With the young man out of my office, I called up OP Sharma. OP (as he was known popularly) was a pupil of mine when he was a cadet in Begumpet with the 68th pilots course. We had an affectionate relation with each other. OP was then an Assistant Director at Air Headquarters in the Personnel (Officers) branch dealing with manning of training units. I asked him whether he could accommodate this lad in the next course being sent to OCU for conversion on to Hunter aircraft. OP hammed and hawed and then declined. There was no possibility for this pilot being sent to the OCU for the next three or four batches. However, if he hung on in his present job, may be he would be sent to a Mystere squadron. He was of course not in a poison to assure me of that happening; movements into Mystere units (which were operational squadrons) were not controlled by his desk. So, I drew a blank. I did not like to draw a blank on a project I had embarked upon. I then rang up Cecil Parker who was commanding the OCU. Cecil was my friend and he gave me a patient hearing. I told him that the boy was located in Jamnagar, and OCU also operated off the same airfield. If Cecil allowed the boy to go through the OCU syllabus while he continued his primary target towing duties on Toofani, it would be very nice. Cecil, even though he was a close friend, was a tough nut to crack when it came to matters professional. His conversion task was then directly controlled by the Air HQ. He was not in a position to add a pupil to a course without explicit permission of the Air HQ, I thus faced a second rebuff in quick succession. I did not like to give up. Cecil and I argued over our respective positions for some time. Then Cecil gave me an Idea. If I could launch the boy solo in a Hunter after the mandatory dual checks in one of the operational squadrons, then he would allow him to remain current in the Hunter flying the odd sortie every now and then.

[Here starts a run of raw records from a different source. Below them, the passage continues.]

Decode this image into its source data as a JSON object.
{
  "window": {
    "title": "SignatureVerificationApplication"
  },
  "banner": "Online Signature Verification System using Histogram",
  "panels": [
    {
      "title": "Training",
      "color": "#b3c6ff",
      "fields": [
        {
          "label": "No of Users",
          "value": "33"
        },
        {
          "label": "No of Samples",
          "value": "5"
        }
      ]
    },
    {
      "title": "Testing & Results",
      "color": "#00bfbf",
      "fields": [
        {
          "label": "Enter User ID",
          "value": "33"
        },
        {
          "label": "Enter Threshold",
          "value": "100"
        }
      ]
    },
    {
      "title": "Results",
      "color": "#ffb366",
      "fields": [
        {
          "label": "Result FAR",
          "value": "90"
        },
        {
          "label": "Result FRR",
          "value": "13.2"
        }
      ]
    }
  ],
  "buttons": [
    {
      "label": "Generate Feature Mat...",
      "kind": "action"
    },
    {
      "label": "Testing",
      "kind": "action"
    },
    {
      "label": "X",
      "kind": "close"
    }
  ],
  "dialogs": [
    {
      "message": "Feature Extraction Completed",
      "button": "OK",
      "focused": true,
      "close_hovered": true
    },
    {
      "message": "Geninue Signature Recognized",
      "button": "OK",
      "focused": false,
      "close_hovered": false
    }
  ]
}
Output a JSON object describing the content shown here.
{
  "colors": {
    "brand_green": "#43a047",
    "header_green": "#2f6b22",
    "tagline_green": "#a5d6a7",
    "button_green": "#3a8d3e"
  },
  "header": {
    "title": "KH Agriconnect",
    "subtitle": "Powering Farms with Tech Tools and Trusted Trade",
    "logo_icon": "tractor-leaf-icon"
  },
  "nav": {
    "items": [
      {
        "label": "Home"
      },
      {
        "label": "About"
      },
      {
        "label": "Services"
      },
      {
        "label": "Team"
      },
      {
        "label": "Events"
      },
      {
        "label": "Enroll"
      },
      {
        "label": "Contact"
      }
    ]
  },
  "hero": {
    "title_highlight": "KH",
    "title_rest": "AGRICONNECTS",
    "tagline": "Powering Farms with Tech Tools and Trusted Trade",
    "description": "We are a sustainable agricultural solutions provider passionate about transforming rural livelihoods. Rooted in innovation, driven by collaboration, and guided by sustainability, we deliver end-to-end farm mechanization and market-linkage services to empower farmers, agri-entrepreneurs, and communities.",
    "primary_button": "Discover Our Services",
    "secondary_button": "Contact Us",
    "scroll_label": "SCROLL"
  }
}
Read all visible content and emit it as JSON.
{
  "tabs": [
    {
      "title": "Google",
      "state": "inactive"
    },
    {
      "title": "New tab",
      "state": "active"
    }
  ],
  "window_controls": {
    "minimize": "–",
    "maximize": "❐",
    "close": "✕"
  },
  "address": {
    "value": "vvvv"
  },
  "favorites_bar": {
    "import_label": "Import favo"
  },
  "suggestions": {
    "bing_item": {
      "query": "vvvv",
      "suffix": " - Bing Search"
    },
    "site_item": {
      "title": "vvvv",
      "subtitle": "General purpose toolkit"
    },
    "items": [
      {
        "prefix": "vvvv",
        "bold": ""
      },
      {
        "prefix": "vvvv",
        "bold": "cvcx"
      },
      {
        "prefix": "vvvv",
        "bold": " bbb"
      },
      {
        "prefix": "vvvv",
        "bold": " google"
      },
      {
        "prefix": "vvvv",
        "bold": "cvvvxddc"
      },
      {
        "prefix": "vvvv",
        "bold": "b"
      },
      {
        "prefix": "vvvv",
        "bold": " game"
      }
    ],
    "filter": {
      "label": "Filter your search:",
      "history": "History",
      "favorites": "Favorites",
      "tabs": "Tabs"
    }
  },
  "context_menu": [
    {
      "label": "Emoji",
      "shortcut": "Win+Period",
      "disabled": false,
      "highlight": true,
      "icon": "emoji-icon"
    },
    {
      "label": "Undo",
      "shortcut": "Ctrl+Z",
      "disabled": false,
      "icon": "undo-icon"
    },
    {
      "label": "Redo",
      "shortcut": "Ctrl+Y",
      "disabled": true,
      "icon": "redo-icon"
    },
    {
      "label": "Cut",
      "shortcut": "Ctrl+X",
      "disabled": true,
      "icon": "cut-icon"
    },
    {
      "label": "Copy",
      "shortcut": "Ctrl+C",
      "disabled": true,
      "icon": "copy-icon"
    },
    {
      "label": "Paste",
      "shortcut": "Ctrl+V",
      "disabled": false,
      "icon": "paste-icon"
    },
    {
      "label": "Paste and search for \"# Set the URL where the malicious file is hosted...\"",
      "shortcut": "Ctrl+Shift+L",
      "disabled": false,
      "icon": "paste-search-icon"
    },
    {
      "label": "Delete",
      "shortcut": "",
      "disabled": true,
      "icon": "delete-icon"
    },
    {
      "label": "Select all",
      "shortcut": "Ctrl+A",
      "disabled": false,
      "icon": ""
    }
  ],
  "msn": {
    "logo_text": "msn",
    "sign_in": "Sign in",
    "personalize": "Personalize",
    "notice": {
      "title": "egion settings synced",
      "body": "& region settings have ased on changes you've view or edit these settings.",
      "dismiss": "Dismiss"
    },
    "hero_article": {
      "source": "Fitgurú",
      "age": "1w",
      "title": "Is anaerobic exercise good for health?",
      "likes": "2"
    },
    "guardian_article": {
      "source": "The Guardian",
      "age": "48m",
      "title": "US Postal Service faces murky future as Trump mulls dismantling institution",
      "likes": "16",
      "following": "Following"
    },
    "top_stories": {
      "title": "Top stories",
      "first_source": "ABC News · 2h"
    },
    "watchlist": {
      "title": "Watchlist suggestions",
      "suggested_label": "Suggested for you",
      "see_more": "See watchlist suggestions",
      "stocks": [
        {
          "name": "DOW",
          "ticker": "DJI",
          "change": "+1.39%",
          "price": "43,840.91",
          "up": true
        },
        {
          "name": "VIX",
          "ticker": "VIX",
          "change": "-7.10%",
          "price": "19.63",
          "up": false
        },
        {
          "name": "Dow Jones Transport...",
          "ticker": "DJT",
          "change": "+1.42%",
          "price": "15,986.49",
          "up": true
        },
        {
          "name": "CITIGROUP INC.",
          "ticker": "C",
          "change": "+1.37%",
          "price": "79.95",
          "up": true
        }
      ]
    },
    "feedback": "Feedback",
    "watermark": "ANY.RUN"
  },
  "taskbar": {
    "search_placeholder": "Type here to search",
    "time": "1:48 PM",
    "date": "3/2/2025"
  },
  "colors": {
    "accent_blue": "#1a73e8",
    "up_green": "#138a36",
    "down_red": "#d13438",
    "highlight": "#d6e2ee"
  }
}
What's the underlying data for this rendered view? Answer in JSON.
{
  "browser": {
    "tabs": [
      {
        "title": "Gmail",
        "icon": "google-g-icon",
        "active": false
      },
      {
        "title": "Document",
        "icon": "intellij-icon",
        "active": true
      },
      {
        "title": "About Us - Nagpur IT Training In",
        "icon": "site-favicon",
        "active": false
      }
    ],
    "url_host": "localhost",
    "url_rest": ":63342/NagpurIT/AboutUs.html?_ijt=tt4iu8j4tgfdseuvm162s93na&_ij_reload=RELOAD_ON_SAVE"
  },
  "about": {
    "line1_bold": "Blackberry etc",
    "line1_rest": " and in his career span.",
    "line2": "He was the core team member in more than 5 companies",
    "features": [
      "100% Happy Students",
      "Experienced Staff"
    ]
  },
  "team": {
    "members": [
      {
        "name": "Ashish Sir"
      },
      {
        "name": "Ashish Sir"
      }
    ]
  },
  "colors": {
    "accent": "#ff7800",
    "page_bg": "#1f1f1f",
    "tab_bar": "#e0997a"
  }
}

If he was keen, and managed to gather enough experience within a year or so, then may be he could be posted to a Hunter unit without going through the OCU formally?
I liked the idea. Next morning when the boy came to my office, I asked Brother Bhargava to hold the fort for some time, went down to the Comn Squadron and picked up a Harvard, went to Hindon with the boy in the rear seat and collared Wingco Man Singh was then commanding the Battle Axe on Hunters there. Like me, Wingco Man had a soft corner for a guy who was keen to fly fighters. I told him about this lad and about my talk with OP and Cecil. After some discussion Wingco Man agreed to spare the flying effort required for a short conversion of the boy provided I handled the actual training personally.
I attached the lad to HQ WAC for ten days. Made him study the Hunter Notes and publications. Tested and passed him for his essential knowledge to my satisfaction. Visited Hindon for two consecutive days. Flew four dual sorties and launched him solo for one sortie. I then routed him back to Jamnagar, and I held Cecil to his word. This lad became a Hunter and Later a Gnat pilot.